Multi-isotope in vivo brain positron emission tomography and computed tomography (PET–CT) imaging. All images show the same approximate anatomical slice in the three orthogonal views (columns). CT image values are represented using a gray scale, and PET image values are represented using a rainbow color scale. (Top row) Standard PET image (using only double coincidences) from a rat injected with iodine-124 (¹²⁴I)-β-CIT (dopamine transporters) and ¹⁸FDG (glucose metabolism). Because standard PET data processing does not allow signal multiplexing, the combined signal from both radiotracers is shown as a single, mixed image. (Middle row) Separated ¹⁸FDG signal obtained by multiplexed PET (mPET) showing homogeneous uptake in the brain and a high, nonspecific uptake in the Harderian gland (H), which is typical of this radiotracer. (Bottom row) Separated ¹²⁴I-β-CIT signal obtained by mPET showing specific, dopamine transporter binding in the striatum (S) and nonspecific uptake in the thyroid glands (Th). The top row shows the result of adding information from the middle and bottom rows; mPET is capable of separating both independent components. Images courtesy of Stephen Moore, Brigham and Women’s Hospital, Boston.

Figure 9

(a) Schematic and photograph of a combined positron emission tomography and computed tomography (PET–CT) scanner used for clinical applications.
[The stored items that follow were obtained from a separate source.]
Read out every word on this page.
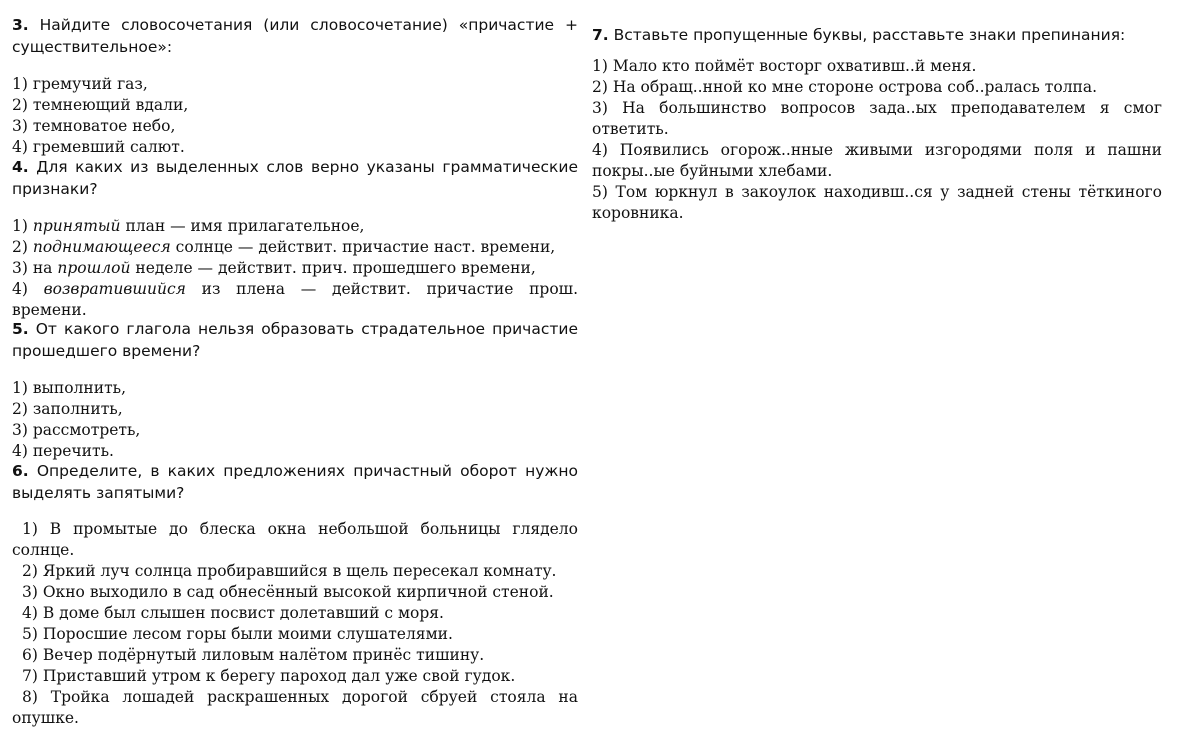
3. Найдите словосочетания (или словосочетание) «причастие + существительное»:

1) гремучий газ,

2) темнеющий вдали,

3) темноватое небо,

4) гремевший салют.

4. Для каких из выделенных слов верно указаны грамматические признаки?

1) принятый план — имя прилагательное,

2) поднимающееся солнце — действит. причастие наст. времени,

3) на прошлой неделе — действит. прич. прошедшего времени,

4) возвратившийся из плена — действит. причастие прош. времени.

5. От какого глагола нельзя образовать страдательное причастие прошедшего времени?

1) выполнить,

2) заполнить,

3) рассмотреть,

4) перечить.

6. Определите, в каких предложениях причастный оборот нужно выделять запятыми?

1) В промытые до блеска окна небольшой больницы глядело солнце.

2) Яркий луч солнца пробиравшийся в щель пересекал комнату.

3) Окно выходило в сад обнесённый высокой кирпичной стеной.

4) В доме был слышен посвист долетавший с моря.

5) Поросшие лесом горы были моими слушателями.

6) Вечер подёрнутый лиловым налётом принёс тишину.

7) Приставший утром к берегу пароход дал уже свой гудок.

8) Тройка лошадей раскрашенных дорогой сбруей стояла на опушке.

7. Вставьте пропущенные буквы, расставьте знаки препинания:

1) Мало кто поймёт восторг охвативш..й меня.

2) На обращ..нной ко мне стороне острова соб..ралась толпа.

3) На большинство вопросов зада..ых преподавателем я смог ответить.

4) Появились огорож..нные живыми изгородями поля и пашни покры..ые буйными хлебами.

5) Том юркнул в закоулок находивш..ся у задней стены тёткиного коровника.
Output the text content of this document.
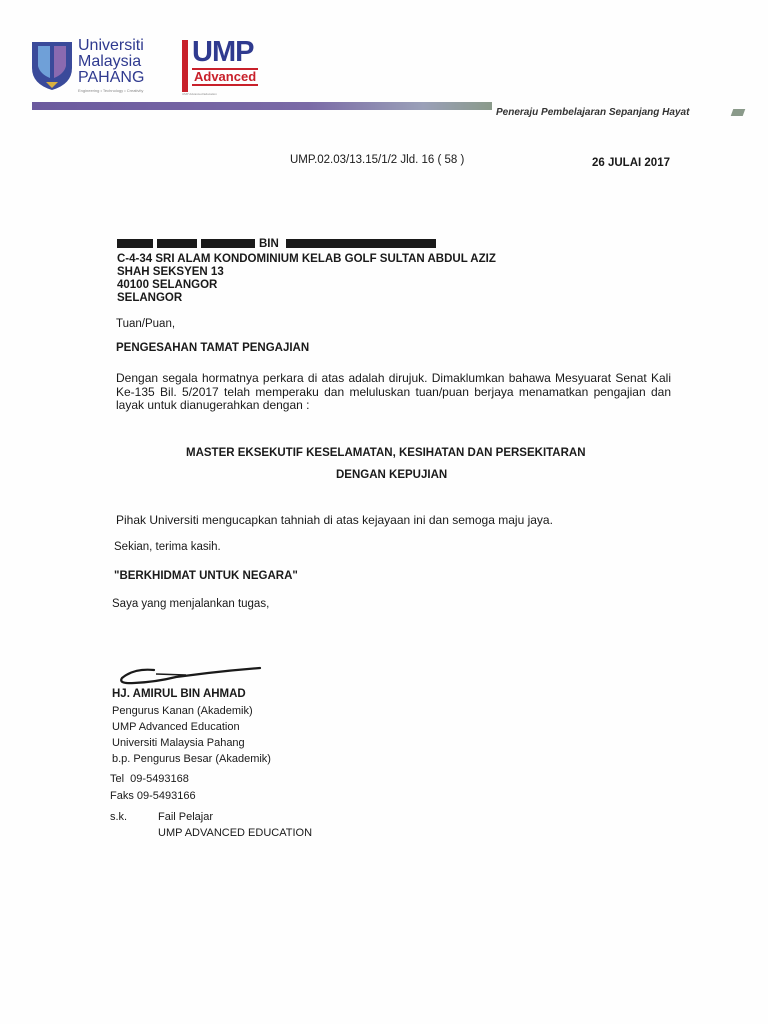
Universiti
Malaysia
PAHANG
Engineering • Technology • Creativity
UMP
Advanced
UMP Advanced Education
Peneraju Pembelajaran Sepanjang Hayat
UMP.02.03/13.15/1/2 Jld. 16 ( 58 )	26 JULAI 2017
BIN
C-4-34 SRI ALAM KONDOMINIUM KELAB GOLF SULTAN ABDUL AZIZ
SHAH SEKSYEN 13
40100 SELANGOR
SELANGOR
Tuan/Puan,
PENGESAHAN TAMAT PENGAJIAN
Dengan segala hormatnya perkara di atas adalah dirujuk. Dimaklumkan bahawa Mesyuarat Senat Kali Ke-135 Bil. 5/2017 telah memperaku dan meluluskan tuan/puan berjaya menamatkan pengajian dan layak untuk dianugerahkan dengan :
MASTER EKSEKUTIF KESELAMATAN, KESIHATAN DAN PERSEKITARAN
DENGAN KEPUJIAN
Pihak Universiti mengucapkan tahniah di atas kejayaan ini dan semoga maju jaya.
Sekian, terima kasih.
"BERKHIDMAT UNTUK NEGARA"
Saya yang menjalankan tugas,
HJ. AMIRUL BIN AHMAD
Pengurus Kanan (Akademik)
UMP Advanced Education
Universiti Malaysia Pahang
b.p. Pengurus Besar (Akademik)
Tel  09-5493168
Faks 09-5493166
s.k.	Fail Pelajar
UMP ADVANCED EDUCATION
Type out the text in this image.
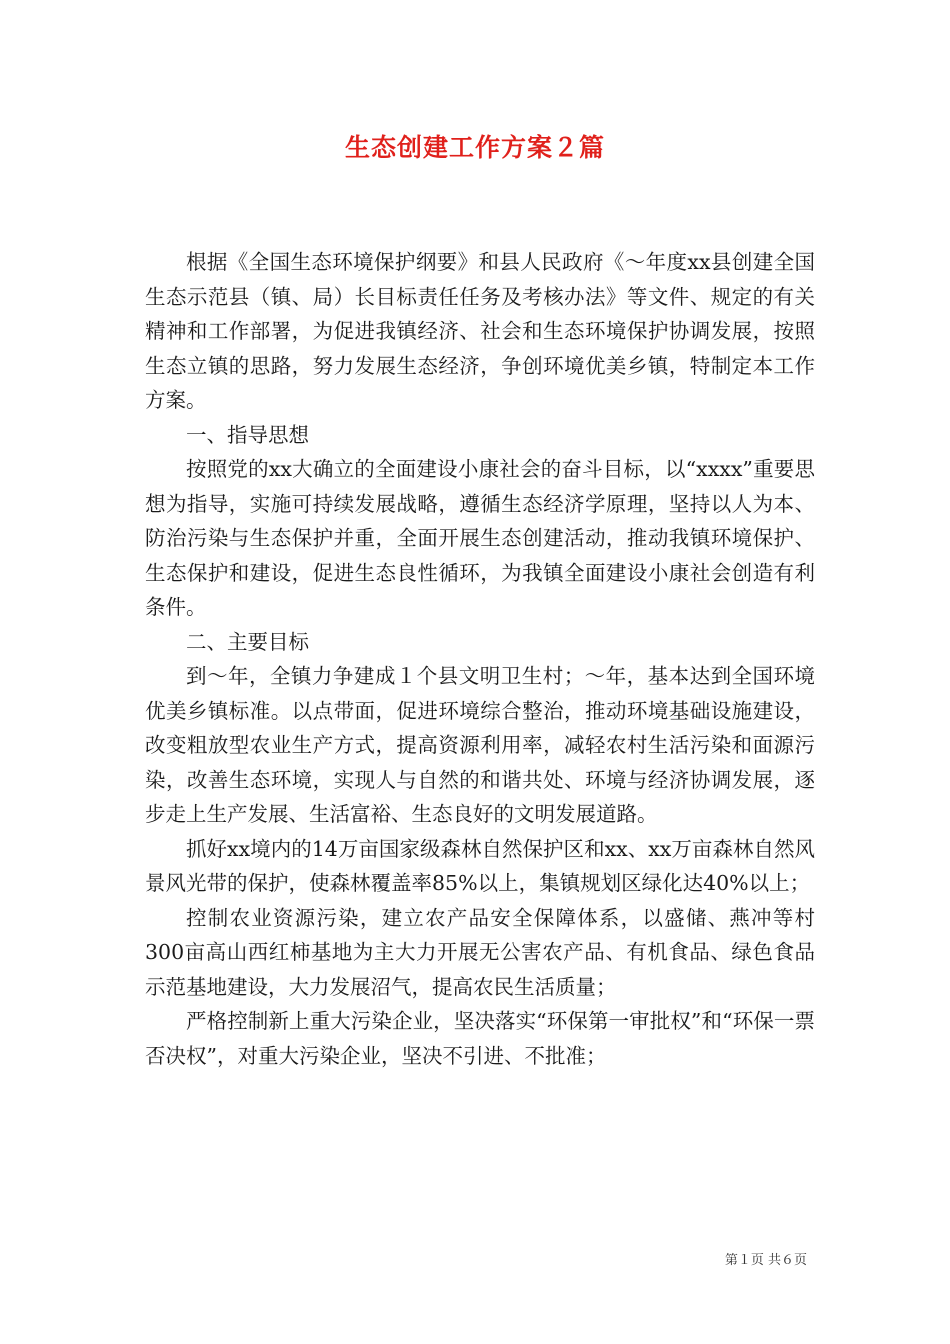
生态创建工作方案２篇

根据《全国生态环境保护纲要》和县人民政府《～年度xx县创建全国生态示范县（镇、局）长目标责任任务及考核办法》等文件、规定的有关精神和工作部署，为促进我镇经济、社会和生态环境保护协调发展，按照生态立镇的思路，努力发展生态经济，争创环境优美乡镇，特制定本工作方案。

一、指导思想

按照党的xx大确立的全面建设小康社会的奋斗目标，以“xxxx”重要思想为指导，实施可持续发展战略，遵循生态经济学原理，坚持以人为本、防治污染与生态保护并重，全面开展生态创建活动，推动我镇环境保护、生态保护和建设，促进生态良性循环，为我镇全面建设小康社会创造有利条件。

二、主要目标

到～年，全镇力争建成１个县文明卫生村；～年，基本达到全国环境优美乡镇标准。以点带面，促进环境综合整治，推动环境基础设施建设，改变粗放型农业生产方式，提高资源利用率，减轻农村生活污染和面源污染，改善生态环境，实现人与自然的和谐共处、环境与经济协调发展，逐步走上生产发展、生活富裕、生态良好的文明发展道路。

抓好xx境内的14万亩国家级森林自然保护区和xx、xx万亩森林自然风景风光带的保护，使森林覆盖率85%以上，集镇规划区绿化达40%以上；

控制农业资源污染，建立农产品安全保障体系，以盛储、燕冲等村300亩高山西红柿基地为主大力开展无公害农产品、有机食品、绿色食品示范基地建设，大力发展沼气，提高农民生活质量；

严格控制新上重大污染企业，坚决落实“环保第一审批权”和“环保一票否决权”，对重大污染企业，坚决不引进、不批准；

第１页 共６页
Although the concept of aligning in tandem a CT scanner and a PET scanner is simple, the technical and practical complexities pose challenges that range from the footprint size of the resulting system to the spatial and temporal alignment of the resulting data sets. (b, left to right) The coronal view of a clinical ¹⁸FDG PET scan clearly shows a recurrent thyroid cancer tumor (crosshair), the CT image shows detailed anatomy in which the tumor is hardly distinguishable, and the blended image shows the precise anatomical localization (from the CT image) of the active tumor (from the PET image).

Figure 10

Simulated coronal slice of a human torso obtained by positron emission tomography (PET) illustrating the impact of respiratory motion effects during combined acquisition of PET and computed tomography (CT) data. (Left) If there is no motion, the lung tumor, liver boundaries, and the left ventricle of the heart are well delineated. (Right) However, when respiratory movement is present, the blurring and mismatches in attenuation correction introduce artifacts and numerical errors, which also obscure clinical evaluations.

Figure 11

(Left) Cross section along the patient scan axis for an integrated inline design used by clinical positron emission tomography–magnetic resonance (PET–MR) scanners. The PET detectors are placed between the different MR coils to reduce cross-system interference. (Right) PET–MR image of an anaplastic thyroid carcinoma formed from an MR T2-weighted turbo inversion recovery magnitude image showing high contrast in the soft tissue (gray) fused with an ¹⁸FDG PET image (color). Courtesy of Siemens Healthcare and University Hospital of Tubingen.